Fragrance update

Roy M. Sachs
Wed, 10 Jul 2002 10:56:39 PDT
Some weeks ago, May 10th to be exact, on that other forum,  Jane 
McGary contributed the following in the form of a question,

>Can anyone explain the mechanism by which flowers emit fragrance at
>particular times of day? I know that many flower scents are detectible only
>in warm temperatures, regardless of time of day, but others are detectible
>primarily in the late afternoon and night, whether the flowers are open or
>not. What actually happens, physiologically, when the fragrance is emitted?
>I was moved to ask this because I have some flowers of Gladiolus tristis in
>the house right now. Their beautiful scent is not very strong in the
>morning, but in late afternoon it suddenly strengthens, even though they
>are on cut stems in a room with artificial light as well as daylight.
>Most night-scented flowers seem to be light-colored (like this pale yellow
gladiolus) and are said to attract moths as pollinators.

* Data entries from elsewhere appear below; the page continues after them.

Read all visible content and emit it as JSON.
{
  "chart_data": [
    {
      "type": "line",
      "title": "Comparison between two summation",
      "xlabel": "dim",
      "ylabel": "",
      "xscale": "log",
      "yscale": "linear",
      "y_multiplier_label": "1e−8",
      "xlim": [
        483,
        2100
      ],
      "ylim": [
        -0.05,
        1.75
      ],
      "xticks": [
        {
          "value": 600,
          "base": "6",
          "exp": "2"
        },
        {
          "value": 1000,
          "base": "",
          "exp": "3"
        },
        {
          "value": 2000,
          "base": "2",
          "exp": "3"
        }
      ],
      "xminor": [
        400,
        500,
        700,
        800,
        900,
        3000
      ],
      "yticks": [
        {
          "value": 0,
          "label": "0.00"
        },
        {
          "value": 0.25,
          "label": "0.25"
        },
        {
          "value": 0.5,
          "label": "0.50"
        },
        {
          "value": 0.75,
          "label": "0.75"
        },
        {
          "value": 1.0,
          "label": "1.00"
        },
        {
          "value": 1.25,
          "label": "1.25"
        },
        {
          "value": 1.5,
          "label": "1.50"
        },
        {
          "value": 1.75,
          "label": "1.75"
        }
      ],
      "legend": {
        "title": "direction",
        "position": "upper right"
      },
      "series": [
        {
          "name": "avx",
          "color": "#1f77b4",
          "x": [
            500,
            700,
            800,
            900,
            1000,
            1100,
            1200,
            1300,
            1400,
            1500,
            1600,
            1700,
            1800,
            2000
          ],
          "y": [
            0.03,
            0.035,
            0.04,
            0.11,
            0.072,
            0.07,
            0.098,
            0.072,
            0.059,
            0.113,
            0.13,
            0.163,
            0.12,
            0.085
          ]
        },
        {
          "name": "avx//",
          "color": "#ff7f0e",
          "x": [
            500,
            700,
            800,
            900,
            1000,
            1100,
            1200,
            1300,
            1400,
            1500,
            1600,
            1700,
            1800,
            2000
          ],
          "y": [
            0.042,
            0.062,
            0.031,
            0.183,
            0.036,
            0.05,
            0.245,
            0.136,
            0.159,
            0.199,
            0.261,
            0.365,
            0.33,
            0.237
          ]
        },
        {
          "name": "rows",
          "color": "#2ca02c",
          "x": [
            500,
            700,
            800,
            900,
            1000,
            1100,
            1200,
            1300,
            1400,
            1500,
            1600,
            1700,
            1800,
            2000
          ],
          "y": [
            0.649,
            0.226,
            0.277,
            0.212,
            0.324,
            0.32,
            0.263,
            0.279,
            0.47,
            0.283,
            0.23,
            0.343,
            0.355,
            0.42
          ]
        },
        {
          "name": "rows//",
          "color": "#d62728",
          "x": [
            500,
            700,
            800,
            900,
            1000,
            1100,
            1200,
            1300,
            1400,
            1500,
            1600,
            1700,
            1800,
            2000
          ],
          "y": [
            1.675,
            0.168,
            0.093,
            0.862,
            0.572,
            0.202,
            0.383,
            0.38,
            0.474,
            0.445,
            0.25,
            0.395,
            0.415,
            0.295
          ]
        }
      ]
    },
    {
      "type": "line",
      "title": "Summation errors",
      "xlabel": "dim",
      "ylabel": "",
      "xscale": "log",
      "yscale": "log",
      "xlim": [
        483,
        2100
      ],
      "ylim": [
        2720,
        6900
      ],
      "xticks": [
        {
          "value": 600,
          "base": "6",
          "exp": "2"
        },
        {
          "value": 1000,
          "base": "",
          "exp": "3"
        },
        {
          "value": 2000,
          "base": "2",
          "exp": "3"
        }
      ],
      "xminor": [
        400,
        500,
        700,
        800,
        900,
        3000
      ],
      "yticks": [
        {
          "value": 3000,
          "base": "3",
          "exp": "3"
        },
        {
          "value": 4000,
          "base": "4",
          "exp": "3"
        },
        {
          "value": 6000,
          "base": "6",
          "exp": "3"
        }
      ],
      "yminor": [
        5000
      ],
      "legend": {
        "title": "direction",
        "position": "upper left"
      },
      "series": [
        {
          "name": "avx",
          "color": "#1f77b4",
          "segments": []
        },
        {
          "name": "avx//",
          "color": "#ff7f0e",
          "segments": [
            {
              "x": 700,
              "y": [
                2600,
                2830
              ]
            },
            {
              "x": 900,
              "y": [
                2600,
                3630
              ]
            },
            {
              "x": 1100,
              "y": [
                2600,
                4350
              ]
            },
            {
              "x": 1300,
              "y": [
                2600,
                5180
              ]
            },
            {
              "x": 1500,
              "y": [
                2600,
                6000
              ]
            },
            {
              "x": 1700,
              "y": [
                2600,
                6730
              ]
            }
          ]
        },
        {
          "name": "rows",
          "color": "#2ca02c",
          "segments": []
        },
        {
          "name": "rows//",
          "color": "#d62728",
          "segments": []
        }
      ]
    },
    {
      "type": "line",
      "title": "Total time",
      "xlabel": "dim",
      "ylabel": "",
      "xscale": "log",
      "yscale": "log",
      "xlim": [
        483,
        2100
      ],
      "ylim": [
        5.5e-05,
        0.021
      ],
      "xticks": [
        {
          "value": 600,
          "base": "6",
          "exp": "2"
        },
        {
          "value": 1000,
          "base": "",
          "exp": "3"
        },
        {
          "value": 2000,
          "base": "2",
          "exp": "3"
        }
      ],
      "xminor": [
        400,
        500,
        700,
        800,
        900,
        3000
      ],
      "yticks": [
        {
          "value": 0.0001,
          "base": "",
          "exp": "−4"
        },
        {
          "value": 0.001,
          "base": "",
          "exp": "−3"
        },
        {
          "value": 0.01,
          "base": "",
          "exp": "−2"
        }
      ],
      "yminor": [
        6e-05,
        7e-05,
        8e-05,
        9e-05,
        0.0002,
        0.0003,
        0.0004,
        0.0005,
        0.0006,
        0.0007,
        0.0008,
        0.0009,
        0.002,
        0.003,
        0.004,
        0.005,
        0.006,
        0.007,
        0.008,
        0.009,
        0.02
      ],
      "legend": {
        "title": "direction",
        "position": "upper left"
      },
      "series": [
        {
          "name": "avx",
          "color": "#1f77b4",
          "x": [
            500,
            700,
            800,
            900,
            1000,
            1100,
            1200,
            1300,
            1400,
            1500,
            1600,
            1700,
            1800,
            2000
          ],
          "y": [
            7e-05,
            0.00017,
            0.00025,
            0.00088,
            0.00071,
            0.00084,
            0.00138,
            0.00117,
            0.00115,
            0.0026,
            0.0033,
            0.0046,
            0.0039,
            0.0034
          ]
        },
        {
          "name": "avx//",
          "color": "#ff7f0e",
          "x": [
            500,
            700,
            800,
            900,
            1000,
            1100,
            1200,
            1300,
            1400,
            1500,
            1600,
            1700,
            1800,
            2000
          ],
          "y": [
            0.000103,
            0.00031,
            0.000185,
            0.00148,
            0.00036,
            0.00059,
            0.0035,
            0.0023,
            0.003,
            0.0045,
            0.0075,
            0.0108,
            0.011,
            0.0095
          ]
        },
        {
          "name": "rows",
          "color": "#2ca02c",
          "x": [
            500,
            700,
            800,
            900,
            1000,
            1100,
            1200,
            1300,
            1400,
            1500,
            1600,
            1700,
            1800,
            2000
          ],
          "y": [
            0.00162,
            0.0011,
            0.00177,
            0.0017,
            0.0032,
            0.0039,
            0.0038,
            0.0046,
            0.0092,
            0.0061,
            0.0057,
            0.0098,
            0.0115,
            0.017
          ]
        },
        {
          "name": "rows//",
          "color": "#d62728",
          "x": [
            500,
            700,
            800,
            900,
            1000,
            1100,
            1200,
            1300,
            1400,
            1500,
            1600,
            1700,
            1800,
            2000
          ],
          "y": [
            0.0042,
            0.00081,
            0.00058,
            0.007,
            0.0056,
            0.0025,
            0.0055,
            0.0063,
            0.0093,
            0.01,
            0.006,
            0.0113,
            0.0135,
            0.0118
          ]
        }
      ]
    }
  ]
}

Over 40 years ago I worked a bit on release of fragrance from excised 
corollas of Cestrum nocturnum (night-blooming jasmine) turned 
out that even the excised corollas were most heavily scented in the 
evenings as if the circadian control was due to mechanisms localized 
in the coralla and not the entire plant....but we didn't go further. 
it turns out that there is marvelous stuff going on.

In the June 28th issue of Science (vol. 286 p 2327-2329) there is a 
review of some recent work on fragrance in Clarkia and Antirhinnum. 
In Clarkia 8 to 12 major compounds were discovered related to their 
characteristic aroma and the researchers isolated an enzyme in the 
petals that catalyzes the synthesis of one of linalool (common to 
many flowers). Now 3 other enzymes have been characterized and 
they're mainly in the epidermal layer of the petals.

The research offers promise for a) understanding the biochemistry and 
timing of release of aroma from flowers,and b) through genomic 
studies, which intend to identify the genes controlling the pertinent 
enzymes, the hope of re-introducing scent to species where scent has 
been lost in the course of breeding programs (where the primary goals 
have been bloom size, color and vase life).